Shionogi Wins U.S. Backing for Menopause Side Effect Drug

Shionogi & Co., the Japanese maker of the Crestor cholesterol pill, won U.S. approval of its treatment for painful sex caused by menopause.

The Food and Drug Administration cleared the drug Osphena for post-menopausal women whose thinning vaginal tissues lead to dyspareunia, or painful intercourse, the agency said today in a statement. The pill, chemically known as ospemifene, would be the first oral treatment for the condition, which is currently treated with lubricants or estrogen-based suppositories.

No product is marketed specifically for this use and Shionogi’s Osphena may generate $495 million in sales in 2017, Naomi Kumagai, an analyst with Jefferies & Co. in Tokyo, said in an e-mail before the announcement. More than 7.1 million women are diagnosed annually with vulvar and vaginal atrophy, Osaka, Japan-based Shionogi said in June.

“Dyspareunia is among the problems most frequently reported by post-menopausal women,” Victoria Kusiak, a deputy director for a branch of the FDA’s Center for Drug Evaluation and Research, said in the statement. “Osphena provides an additional treatment option for women seeking relief.”
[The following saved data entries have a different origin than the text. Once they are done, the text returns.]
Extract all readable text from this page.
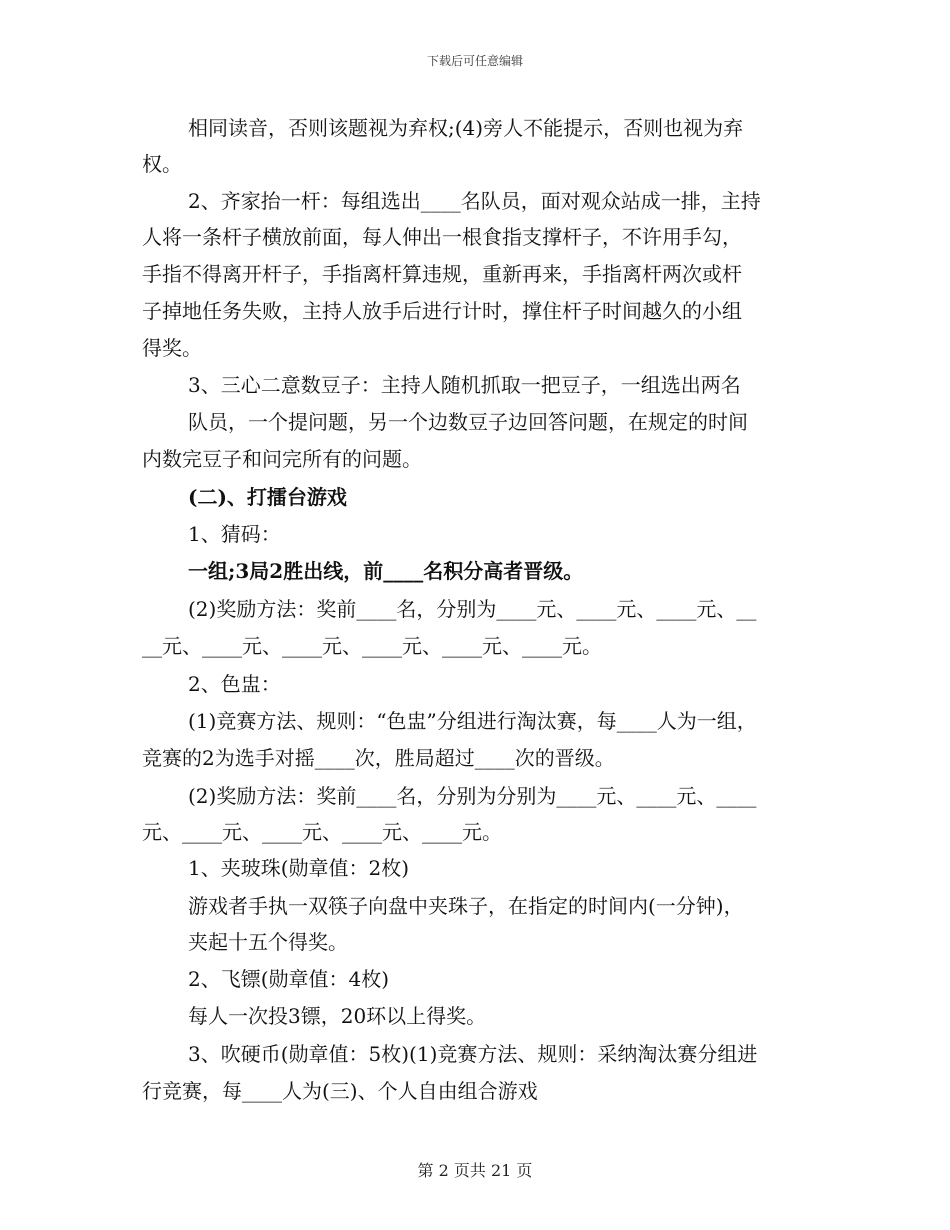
下载后可任意编辑
相同读音，否则该题视为弃权;(4)旁人不能提示，否则也视为弃
权。
2、齐家抬一杆：每组选出____名队员，面对观众站成一排，主持
人将一条杆子横放前面，每人伸出一根食指支撑杆子，不许用手勾，
手指不得离开杆子，手指离杆算违规，重新再来，手指离杆两次或杆
子掉地任务失败，主持人放手后进行计时，撑住杆子时间越久的小组
得奖。
3、三心二意数豆子：主持人随机抓取一把豆子，一组选出两名
队员，一个提问题，另一个边数豆子边回答问题，在规定的时间
内数完豆子和问完所有的问题。
(二)、打擂台游戏
1、猜码：
一组;3局2胜出线，前____名积分高者晋级。
(2)奖励方法：奖前____名，分别为____元、____元、____元、__
__元、____元、____元、____元、____元、____元。
2、色盅：
(1)竞赛方法、规则：“色盅”分组进行淘汰赛，每____人为一组，
竞赛的2为选手对摇____次，胜局超过____次的晋级。
(2)奖励方法：奖前____名，分别为分别为____元、____元、____
元、____元、____元、____元、____元。
1、夹玻珠(勋章值：2枚)
游戏者手执一双筷子向盘中夹珠子，在指定的时间内(一分钟)，
夹起十五个得奖。
2、飞镖(勋章值：4枚)
每人一次投3镖，20环以上得奖。
3、吹硬币(勋章值：5枚)(1)竞赛方法、规则：采纳淘汰赛分组进
行竞赛，每____人为(三)、个人自由组合游戏
第 2 页共 21 页
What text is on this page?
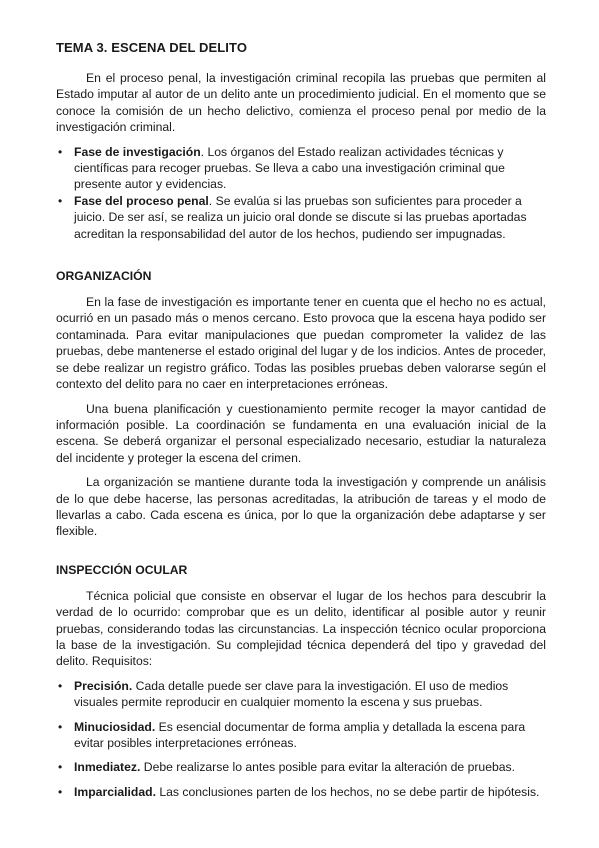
TEMA 3. ESCENA DEL DELITO

En el proceso penal, la investigación criminal recopila las pruebas que permiten al Estado imputar al autor de un delito ante un procedimiento judicial. En el momento que se conoce la comisión de un hecho delictivo, comienza el proceso penal por medio de la investigación criminal.

• Fase de investigación. Los órganos del Estado realizan actividades técnicas y científicas para recoger pruebas. Se lleva a cabo una investigación criminal que presente autor y evidencias.
• Fase del proceso penal. Se evalúa si las pruebas son suficientes para proceder a juicio. De ser así, se realiza un juicio oral donde se discute si las pruebas aportadas acreditan la responsabilidad del autor de los hechos, pudiendo ser impugnadas.
ORGANIZACIÓN

En la fase de investigación es importante tener en cuenta que el hecho no es actual, ocurrió en un pasado más o menos cercano. Esto provoca que la escena haya podido ser contaminada. Para evitar manipulaciones que puedan comprometer la validez de las pruebas, debe mantenerse el estado original del lugar y de los indicios. Antes de proceder, se debe realizar un registro gráfico. Todas las posibles pruebas deben valorarse según el contexto del delito para no caer en interpretaciones erróneas.

Una buena planificación y cuestionamiento permite recoger la mayor cantidad de información posible. La coordinación se fundamenta en una evaluación inicial de la escena. Se deberá organizar el personal especializado necesario, estudiar la naturaleza del incidente y proteger la escena del crimen.

La organización se mantiene durante toda la investigación y comprende un análisis de lo que debe hacerse, las personas acreditadas, la atribución de tareas y el modo de llevarlas a cabo. Cada escena es única, por lo que la organización debe adaptarse y ser flexible.

INSPECCIÓN OCULAR

Técnica policial que consiste en observar el lugar de los hechos para descubrir la verdad de lo ocurrido: comprobar que es un delito, identificar al posible autor y reunir pruebas, considerando todas las circunstancias. La inspección técnico ocular proporciona la base de la investigación. Su complejidad técnica dependerá del tipo y gravedad del delito. Requisitos:

• Precisión. Cada detalle puede ser clave para la investigación. El uso de medios visuales permite reproducir en cualquier momento la escena y sus pruebas.
• Minuciosidad. Es esencial documentar de forma amplia y detallada la escena para evitar posibles interpretaciones erróneas.
• Inmediatez. Debe realizarse lo antes posible para evitar la alteración de pruebas.
• Imparcialidad. Las conclusiones parten de los hechos, no se debe partir de hipótesis.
Shionogi’s once-daily pill acts like estrogen on vaginal tissues to make them thicker and less fragile, the FDA said.

Pfizer Inc. and Ligand Pharmaceuticals Inc. have a similar drug, bazedoxifene, under FDA review that also seeks to reduce hot flashes and prevent osteoporosis in post-menopausal women. The agency is scheduled to decide by Oct. 3 whether New York-based Pfizer and Ligand, based in La Jolla, California, can market their treatment in the U.S.

Shionogi’s Osphena will carry a boxed warning that the drug can stimulate the lining of the uterus and cause it to thicken, which typically occurs before menstruation. Postmenopausal women don’t menstruate and women should see their doctor if they experience unusual bleeding since it may be a sign of endometrial cancer, the FDA said.